Update #1 (1/29/2018): Hours after the release of this post, Matt Nelson unleashed a new technique to bypass the latest mitigation options made available by Microsoft. As a result, attackers can embed an Excel spreadsheet within OneNote in order to completely bypass the corresponding registry key intended to block DDE functionality. Furthermore, OneNote documents downloaded from external sources (e.g., the public Internet) are (still) not sandboxed by Protected View. I’ve added another item to the roadmap for my Office DDE payload generation tool, as I intend to automate this technique as well.
Microsoft pushed an update that disables DDE functionality within Word by default. However, this default setting can be nullified by setting a single registry key value. All other Office applications remain (relatively) vulnerable to DDE abuse attacks, but protection can be opted into by setting specific registry keys for each product.

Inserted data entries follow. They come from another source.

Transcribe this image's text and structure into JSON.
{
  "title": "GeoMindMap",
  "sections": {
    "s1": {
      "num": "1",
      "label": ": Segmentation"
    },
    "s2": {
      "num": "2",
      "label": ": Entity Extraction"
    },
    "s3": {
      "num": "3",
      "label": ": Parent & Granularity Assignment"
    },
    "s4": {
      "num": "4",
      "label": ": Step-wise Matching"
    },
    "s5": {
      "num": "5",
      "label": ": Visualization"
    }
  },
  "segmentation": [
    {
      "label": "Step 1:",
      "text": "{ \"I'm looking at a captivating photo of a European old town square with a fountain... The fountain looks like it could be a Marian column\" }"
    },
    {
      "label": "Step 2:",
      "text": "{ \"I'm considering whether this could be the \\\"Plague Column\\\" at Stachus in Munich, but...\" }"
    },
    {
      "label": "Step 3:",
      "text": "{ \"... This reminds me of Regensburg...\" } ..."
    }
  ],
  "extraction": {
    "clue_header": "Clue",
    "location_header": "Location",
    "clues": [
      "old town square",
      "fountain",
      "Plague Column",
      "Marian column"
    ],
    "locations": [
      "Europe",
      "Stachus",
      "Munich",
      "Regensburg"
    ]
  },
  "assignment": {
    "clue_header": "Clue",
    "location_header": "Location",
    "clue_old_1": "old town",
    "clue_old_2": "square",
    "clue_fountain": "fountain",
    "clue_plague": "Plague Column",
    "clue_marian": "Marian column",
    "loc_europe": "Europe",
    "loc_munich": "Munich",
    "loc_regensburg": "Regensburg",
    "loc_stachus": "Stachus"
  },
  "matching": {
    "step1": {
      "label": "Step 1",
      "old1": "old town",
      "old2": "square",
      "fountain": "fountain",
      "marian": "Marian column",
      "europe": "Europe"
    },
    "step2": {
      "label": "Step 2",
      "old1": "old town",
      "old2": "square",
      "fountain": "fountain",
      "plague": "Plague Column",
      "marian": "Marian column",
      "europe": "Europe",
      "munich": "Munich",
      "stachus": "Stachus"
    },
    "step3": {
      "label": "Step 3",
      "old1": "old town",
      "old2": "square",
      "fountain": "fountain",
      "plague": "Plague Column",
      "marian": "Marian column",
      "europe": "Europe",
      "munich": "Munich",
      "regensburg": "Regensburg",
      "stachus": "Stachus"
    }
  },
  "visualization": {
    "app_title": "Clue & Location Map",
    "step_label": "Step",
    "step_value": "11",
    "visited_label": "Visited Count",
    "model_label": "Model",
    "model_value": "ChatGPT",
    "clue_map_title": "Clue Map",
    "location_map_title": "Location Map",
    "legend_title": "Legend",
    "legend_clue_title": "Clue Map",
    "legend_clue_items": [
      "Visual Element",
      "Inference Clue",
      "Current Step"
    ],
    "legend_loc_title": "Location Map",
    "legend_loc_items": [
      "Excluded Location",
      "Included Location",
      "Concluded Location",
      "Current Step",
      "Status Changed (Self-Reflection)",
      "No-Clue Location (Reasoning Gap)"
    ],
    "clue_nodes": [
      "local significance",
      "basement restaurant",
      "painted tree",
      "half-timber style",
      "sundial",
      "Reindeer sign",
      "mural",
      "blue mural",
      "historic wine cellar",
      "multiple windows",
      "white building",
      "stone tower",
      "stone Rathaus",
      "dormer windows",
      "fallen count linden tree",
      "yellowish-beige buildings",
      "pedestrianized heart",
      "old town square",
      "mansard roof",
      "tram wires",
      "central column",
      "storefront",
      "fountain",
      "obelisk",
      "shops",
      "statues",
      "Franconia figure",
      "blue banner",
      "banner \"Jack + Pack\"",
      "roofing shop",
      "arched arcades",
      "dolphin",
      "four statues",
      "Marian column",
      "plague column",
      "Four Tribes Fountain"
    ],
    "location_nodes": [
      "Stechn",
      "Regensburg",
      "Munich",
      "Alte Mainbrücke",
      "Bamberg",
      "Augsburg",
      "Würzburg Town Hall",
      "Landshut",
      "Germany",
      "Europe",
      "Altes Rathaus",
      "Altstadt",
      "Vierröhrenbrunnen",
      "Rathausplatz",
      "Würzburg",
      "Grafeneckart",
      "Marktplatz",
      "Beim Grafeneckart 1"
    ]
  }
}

The Dynamic Data Exchange (DDE) protocol exposes functionality that allows data to be transmitted and shared between applications/processes on Windows platforms. Back in 2014, James Kettle and Rohan Durve released a blog post describing the formula injection technique affecting Microsoft Excel, which can be abused in order to achieve arbitrary command execution by way of the DDE protocol. About two years later, Jerome Smith delivered a presentation at CamSec detailing a technique that abused DDE in Excel to achieve arbitrary command and code execution. This served as a catalyst for subsequent offensive research led by many, including Saif Sherei, Etienne Stalmans, Kevin Beaumont, Ryan Hanson, and Mike Czumak. As a result, similar techniques abusing the DDE protocol were crafted for other applications within the Microsoft Office product line, specifically, Word and Outlook. Shortly after this research was publicized, malware samples and phishing documents surfaced “in the wild” that leveraged these techniques. The following posts cover these DDE attacks:
In the midst of all this, several tools were created to leverage this offensive technique and released for public use. Panagiotis Gkatziroulis covered the usage and functionality of such tools in their post on Medium, which includes my DDE payload generation tool available on GitHub.

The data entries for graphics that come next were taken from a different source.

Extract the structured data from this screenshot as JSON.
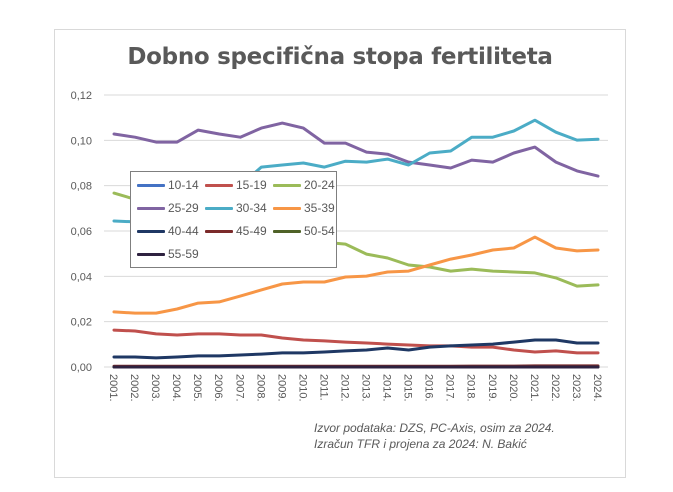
{
  "chart_data": {
    "type": "line",
    "title": "Dobno specifična stopa fertiliteta",
    "xlabel": "",
    "ylabel": "",
    "ylim": [
      0,
      0.12
    ],
    "yticks": [
      "0,00",
      "0,02",
      "0,04",
      "0,06",
      "0,08",
      "0,10",
      "0,12"
    ],
    "ytick_values": [
      0,
      0.02,
      0.04,
      0.06,
      0.08,
      0.1,
      0.12
    ],
    "grid": true,
    "legend_position": "upper-left inside",
    "categories": [
      "2001.",
      "2002.",
      "2003.",
      "2004.",
      "2005.",
      "2006.",
      "2007.",
      "2008.",
      "2009.",
      "2010.",
      "2011.",
      "2012.",
      "2013.",
      "2014.",
      "2015.",
      "2016.",
      "2017.",
      "2018.",
      "2019.",
      "2020.",
      "2021.",
      "2022.",
      "2023.",
      "2024."
    ],
    "series": [
      {
        "name": "10-14",
        "color": "#4472c4",
        "values": [
          0.0001,
          0.0001,
          0.0001,
          0.0001,
          0.0001,
          0.0001,
          0.0001,
          0.0001,
          0.0001,
          0.0001,
          0.0001,
          0.0001,
          0.0001,
          0.0001,
          0.0001,
          0.0001,
          0.0001,
          0.0001,
          0.0001,
          0.0001,
          0.0001,
          0.0001,
          0.0001,
          0.0001
        ]
      },
      {
        "name": "15-19",
        "color": "#c0504d",
        "values": [
          0.0163,
          0.0159,
          0.0146,
          0.0141,
          0.0146,
          0.0146,
          0.0141,
          0.0141,
          0.0128,
          0.0119,
          0.0115,
          0.011,
          0.0106,
          0.0101,
          0.0097,
          0.0093,
          0.0093,
          0.0088,
          0.0088,
          0.0075,
          0.0066,
          0.0071,
          0.0062,
          0.0062
        ]
      },
      {
        "name": "20-24",
        "color": "#9bbb59",
        "values": [
          0.0767,
          0.074,
          0.072,
          0.069,
          0.066,
          0.064,
          0.062,
          0.06,
          0.058,
          0.056,
          0.055,
          0.0542,
          0.0498,
          0.0481,
          0.045,
          0.0441,
          0.0423,
          0.0432,
          0.0423,
          0.0419,
          0.0415,
          0.0393,
          0.0357,
          0.0362
        ]
      },
      {
        "name": "25-29",
        "color": "#8064a2",
        "values": [
          0.1028,
          0.1014,
          0.0992,
          0.0992,
          0.1045,
          0.1028,
          0.1014,
          0.1054,
          0.1076,
          0.1054,
          0.0988,
          0.0988,
          0.0948,
          0.0939,
          0.0904,
          0.0891,
          0.0878,
          0.0913,
          0.0904,
          0.0944,
          0.097,
          0.0904,
          0.0865,
          0.0842
        ]
      },
      {
        "name": "30-34",
        "color": "#4bacc6",
        "values": [
          0.0644,
          0.064,
          0.066,
          0.07,
          0.074,
          0.077,
          0.08,
          0.0882,
          0.0891,
          0.09,
          0.0882,
          0.0908,
          0.0904,
          0.0917,
          0.0891,
          0.0944,
          0.0953,
          0.1014,
          0.1014,
          0.1041,
          0.1089,
          0.1036,
          0.1001,
          0.1005
        ]
      },
      {
        "name": "35-39",
        "color": "#f79646",
        "values": [
          0.0243,
          0.0238,
          0.0238,
          0.0256,
          0.0282,
          0.0287,
          0.0313,
          0.034,
          0.0366,
          0.0375,
          0.0375,
          0.0397,
          0.0401,
          0.0419,
          0.0423,
          0.045,
          0.0476,
          0.0494,
          0.0516,
          0.0525,
          0.0573,
          0.0525,
          0.0512,
          0.0516
        ]
      },
      {
        "name": "40-44",
        "color": "#1f3864",
        "values": [
          0.0044,
          0.0044,
          0.004,
          0.0044,
          0.0049,
          0.0049,
          0.0053,
          0.0057,
          0.0062,
          0.0062,
          0.0066,
          0.0071,
          0.0075,
          0.0084,
          0.0075,
          0.0088,
          0.0093,
          0.0097,
          0.0101,
          0.011,
          0.0119,
          0.0119,
          0.0106,
          0.0106
        ]
      },
      {
        "name": "45-49",
        "color": "#7b2a2a",
        "values": [
          0.0003,
          0.0003,
          0.0003,
          0.0003,
          0.0003,
          0.0003,
          0.0003,
          0.0003,
          0.0003,
          0.0003,
          0.0003,
          0.0003,
          0.0003,
          0.0003,
          0.0003,
          0.0003,
          0.0003,
          0.0004,
          0.0004,
          0.0004,
          0.0005,
          0.0005,
          0.0005,
          0.0005
        ]
      },
      {
        "name": "50-54",
        "color": "#4f6228",
        "values": [
          0.0,
          0.0,
          0.0,
          0.0,
          0.0,
          0.0,
          0.0,
          0.0,
          0.0,
          0.0,
          0.0,
          0.0,
          0.0,
          0.0,
          0.0,
          0.0,
          0.0,
          0.0,
          0.0,
          0.0,
          0.0,
          0.0,
          0.0,
          0.0
        ]
      },
      {
        "name": "55-59",
        "color": "#2e2240",
        "values": [
          0.0,
          0.0,
          0.0,
          0.0,
          0.0,
          0.0,
          0.0,
          0.0,
          0.0,
          0.0,
          0.0,
          0.0,
          0.0,
          0.0,
          0.0,
          0.0,
          0.0,
          0.0,
          0.0,
          0.0,
          0.0,
          0.0,
          0.0,
          0.0
        ]
      }
    ],
    "annotations": [
      "Izvor podataka: DZS, PC-Axis, osim za 2024.",
      "Izračun TFR i projena za 2024: N. Bakić"
    ]
  },
  "source": {
    "line1": "Izvor podataka: DZS, PC-Axis, osim za 2024.",
    "line2": "Izračun TFR i projena za 2024: N. Bakić"
  }
}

Starting in November of 2017, Microsoft began issuing several Windows updates and advisories to combat these attacks. Microsoft Security Advisory 4053440 provides explicit detail regarding the changes that Microsoft made to DDE functionality and behavior in the context of Office applications. Originally, Microsoft provided some “defense-in-depth” options for Windows users, allowing for more granular control over allowed DDE functionality within Office applications. Microsoft then issued an update that changed default DDE behavior.
As of this writing, these updates simply disabled DDE functionality within all versions of Microsoft Word by default. This leaves the DDE protocol enabled by default for the remaining Office applications that have been identified as vulnerable, notably Excel and Outlook. Additionally, Microsoft offered users the ability to override this default setting in Word by way of the Windows registry in order to support legacy applications that rely on the DDE protocol. Although this update puts a damper on Word DDE attacks “out of the box”, both attackers and administrators can utilize the special registry key noted below to side-step the patch:
1 \HKEY_CURRENT_USER\Software\Microsoft\Office<version>\Word\Security AllowDDE(DWORD)
Microsoft Security Advisory ADV170021 outlines the three values to which this registry key can be set. Needless to say, potential attackers could either forcefully set the value to “2” or hope the environment’s administrators have already done so.
- 0: To disable DDE. This is the default setting after you install the update.
- 1: To allow DDE requests to an already running program, but prevent DDE requests that require another executable program to be launched.
- 2: To fully allow DDE requests.
The Word DDE attack has traditionally been leveraged during targeted phishing campaigns, so the likelihood of an attacker creating or otherwise modifying this registry key after having already gained a foothold on the target machine is relatively low. However, as previously mentioned, there is the possibility that an administrator creates the registry key and sets its value to “2” in order to support legacy applications or services.
Although this appears problematic, these advisories present a way to apply granular control over DDE functionality across all affected Office applications. These options can be enabled and disabled by way of specific registry keys, also detailed in Microsoft Security Advisory ADV170021 and this gist posted by Will Dormann.
After all is said and done, Microsoft Word is still vulnerable to DDE attacks if the appropriate registry key is set. All other Office applications are vulnerable by default, as the latest Microsoft update only addressed the default behavior of DDE in Word. Please note that your mileage may vary with Outlook DDE attacks because some email providers automatically convert messages to HTML formatting before delivery to the recipient. This will strip any DDE elements out of the original rich text formatted (RTF) message.
As a byproduct of this post, I have updated my Office DDE payload generation tool to include simple Excel DDE payload generation. The tool roadmap includes adding another script to generate Outlook DDE payloads and research potential obfuscation and evasion techniques for both Excel and Outlook DDE payloads.